Schematic representation of the influence of linker length on an equilibrium between isomers of the stacked HJ covalently templating squaraine dimers. The transitional open conformation of HJ is not shown. (a) Unlabeled HJ at the dynamic equilibrium between Iso I and Iso II isomers. (b) Iso I and Iso II are equally favorable when dyes are covalently tethered to the HJ via equal-length linkers resulting in a racemic mixture of dimer enantiomorphs. (c) Noncovalent binding of dye dimer to the HJ arm in Iso I and Iso II isomers that feature opposite base pairing. (d,e) A shift in equilibrium toward a dominant HJ isomer when dyes are covalently tethered to the HJ via unequal-length linkers.

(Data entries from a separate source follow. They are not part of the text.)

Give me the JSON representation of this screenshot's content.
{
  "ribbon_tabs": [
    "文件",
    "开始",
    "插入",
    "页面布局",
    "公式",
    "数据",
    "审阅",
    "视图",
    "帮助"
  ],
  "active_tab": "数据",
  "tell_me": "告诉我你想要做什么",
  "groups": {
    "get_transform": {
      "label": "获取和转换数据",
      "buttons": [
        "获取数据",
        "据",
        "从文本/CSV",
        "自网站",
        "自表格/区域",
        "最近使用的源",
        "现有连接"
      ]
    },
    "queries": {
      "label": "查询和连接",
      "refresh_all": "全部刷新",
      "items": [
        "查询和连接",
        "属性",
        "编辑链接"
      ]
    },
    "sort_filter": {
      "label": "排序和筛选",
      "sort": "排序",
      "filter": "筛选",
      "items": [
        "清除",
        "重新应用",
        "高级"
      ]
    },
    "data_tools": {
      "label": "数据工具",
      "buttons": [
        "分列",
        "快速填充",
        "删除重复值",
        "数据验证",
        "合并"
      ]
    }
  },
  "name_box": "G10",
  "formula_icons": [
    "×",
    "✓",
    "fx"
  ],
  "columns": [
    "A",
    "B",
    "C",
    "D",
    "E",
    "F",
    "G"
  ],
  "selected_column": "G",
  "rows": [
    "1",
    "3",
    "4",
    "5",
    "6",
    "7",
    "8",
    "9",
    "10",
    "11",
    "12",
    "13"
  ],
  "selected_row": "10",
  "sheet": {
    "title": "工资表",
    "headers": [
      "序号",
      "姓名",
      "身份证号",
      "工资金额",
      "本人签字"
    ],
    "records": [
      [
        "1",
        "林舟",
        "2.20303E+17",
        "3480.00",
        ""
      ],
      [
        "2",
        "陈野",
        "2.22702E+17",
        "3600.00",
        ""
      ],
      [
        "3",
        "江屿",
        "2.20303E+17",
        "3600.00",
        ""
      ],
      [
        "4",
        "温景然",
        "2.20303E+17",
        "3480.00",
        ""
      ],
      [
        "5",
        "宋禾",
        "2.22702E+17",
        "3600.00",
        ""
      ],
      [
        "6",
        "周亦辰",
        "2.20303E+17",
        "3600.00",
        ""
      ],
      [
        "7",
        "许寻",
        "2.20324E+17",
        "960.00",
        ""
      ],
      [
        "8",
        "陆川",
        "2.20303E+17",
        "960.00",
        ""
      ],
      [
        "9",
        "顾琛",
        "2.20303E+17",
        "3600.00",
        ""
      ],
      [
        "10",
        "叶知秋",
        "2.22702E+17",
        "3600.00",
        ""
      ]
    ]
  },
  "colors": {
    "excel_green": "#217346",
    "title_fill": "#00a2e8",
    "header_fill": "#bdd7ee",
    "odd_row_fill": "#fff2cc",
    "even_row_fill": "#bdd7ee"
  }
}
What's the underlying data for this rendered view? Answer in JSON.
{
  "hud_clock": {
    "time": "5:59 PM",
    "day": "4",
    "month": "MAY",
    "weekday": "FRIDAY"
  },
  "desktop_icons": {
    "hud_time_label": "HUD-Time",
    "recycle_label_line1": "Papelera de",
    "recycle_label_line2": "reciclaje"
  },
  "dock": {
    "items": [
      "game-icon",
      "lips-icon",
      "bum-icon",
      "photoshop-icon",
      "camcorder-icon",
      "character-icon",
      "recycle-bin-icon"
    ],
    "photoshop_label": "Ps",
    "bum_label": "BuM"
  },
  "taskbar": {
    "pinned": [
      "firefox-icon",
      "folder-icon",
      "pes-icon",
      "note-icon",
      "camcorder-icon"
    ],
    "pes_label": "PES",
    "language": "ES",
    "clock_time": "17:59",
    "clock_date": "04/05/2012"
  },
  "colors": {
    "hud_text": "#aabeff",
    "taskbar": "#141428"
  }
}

A dominant isomer is the isomer where a dye–dye distance is shorter [i.e., Iso I in (d) and Iso II in (e)].

Figure 5

KRM-derived dimer geometries with unequal length linkers are shown in pairs as mirror images: B^shortC^med/C^medB^short and B^shortC^long/B^longC^short. The left schematic defines the geometric parameters of the alignment between TDMs 1 and 2 in each dimer: a center-to-center distance R in Å, slip angles θ₁° and θ₂°, and an oblique angle α°. Note that the fitting procedure determines the position and orientation of TDM that aligns with the long axes of the squaraine dye but not the rotation of the dye core around its long axis. As such, the dye core rotations were arbitrarily chosen.